Pengembangan Ekonomi dan Pendidikan

Selain fokus pada pelayanan administrasi, Pemerintah Gampong Lamlagang juga aktif mengembangkan program pemberdayaan ekonomi melalui Badan Usaha Milik Gampong (BUMG). Program-program ini mencakup sektor peternakan sapi dan kegiatan di bidang ketahanan pangan. BUMG Lamlagang juga dipercaya mengelola distribusi gas LPG 3 kilogram, yang telah berjalan selama enam bulan terakhir, untuk membantu memenuhi kebutuhan masyarakat.

Di sektor pendidikan, Gampong Lamlagang memiliki Pendidikan Anak Usia Dini (PAUD) Desa serta Taman Kanak-kanak (TK) Aminah yang dikelola oleh sebuah yayasan.
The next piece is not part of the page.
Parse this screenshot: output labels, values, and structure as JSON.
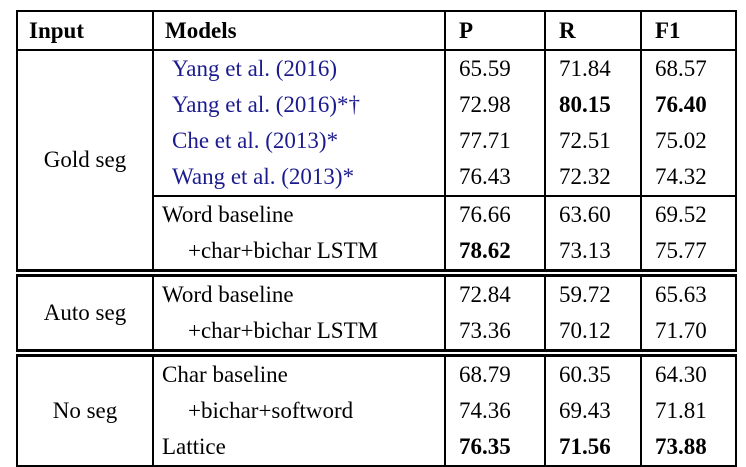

Setiap tahun, pengurus yayasan secara rutin menyampaikan laporan perkembangan dan evaluasi kepada keuchik dan Tuha Peut Gampong, memastikan transparansi dan akuntabilitas.

Pembinaan Generasi Muda dan Kegiatan Sosial

Meskipun sejumlah program pelatihan kepemudaan sempat terdampak pemotongan dana desa, Pemerintah Gampong Lamlagang tetap berkomitmen melaksanakan berbagai kegiatan sosial dan keagamaan yang melibatkan seluruh lapisan masyarakat. Kegiatan rutin tersebut antara lain peringatan Hari Ulang Tahun Kemerdekaan Republik Indonesia setiap 17 Agustus yang diisi dengan beragam perlombaan, kenduri Maulid Nabi Muhammad SAW, pelaksanaan Nuzulul Qur’an, perlombaan keagamaan, serta tradisi membaca Dala’il Khairat setiap malam Jumat.

Pembinaan generasi muda juga menjadi prioritas utama pemerintah gampong. Upaya ini dilakukan melalui pengawasan lingkungan dan edukasi intensif untuk menjauhkan remaja dari bahaya narkoba, judi online, dan kebiasaan merokok di usia sekolah. Ikhfan menegaskan bahwa pihaknya, bersama petugas Perlindungan Masyarakat (Linmas), secara aktif melakukan pengawasan terhadap pelajar yang kedapatan merokok di lingkungan gampong.

“Kalau ada anak-anak SMP atau SMA yang kedapatan merokok di depan kita, langsung kita suruh buang rokoknya. Kita sampaikan ke mereka untuk membeli minuman atau kopi saja, jangan merokok,” tegas Ikhfan.

Menurutnya, pengawasan ketat ini merupakan bagian integral dari upaya pemerintah gampong dalam membina dan melindungi masa depan generasi muda.

Dengan jumlah penduduk yang hampir mencapai 5.000 jiwa, termasuk warga pendatang, Gampong Lamlagang mengadopsi sistem otonomi dusun. Dalam kerangka sistem ini, setiap kepala dusun diberi kewenangan penuh untuk mengayomi dan memantau wilayah masing-masing. Berbagai perkembangan dan permasalahan kemudian dilaporkan kepada keuchik, guna menjaga kehidupan masyarakat tetap aman, rukun, dan damai.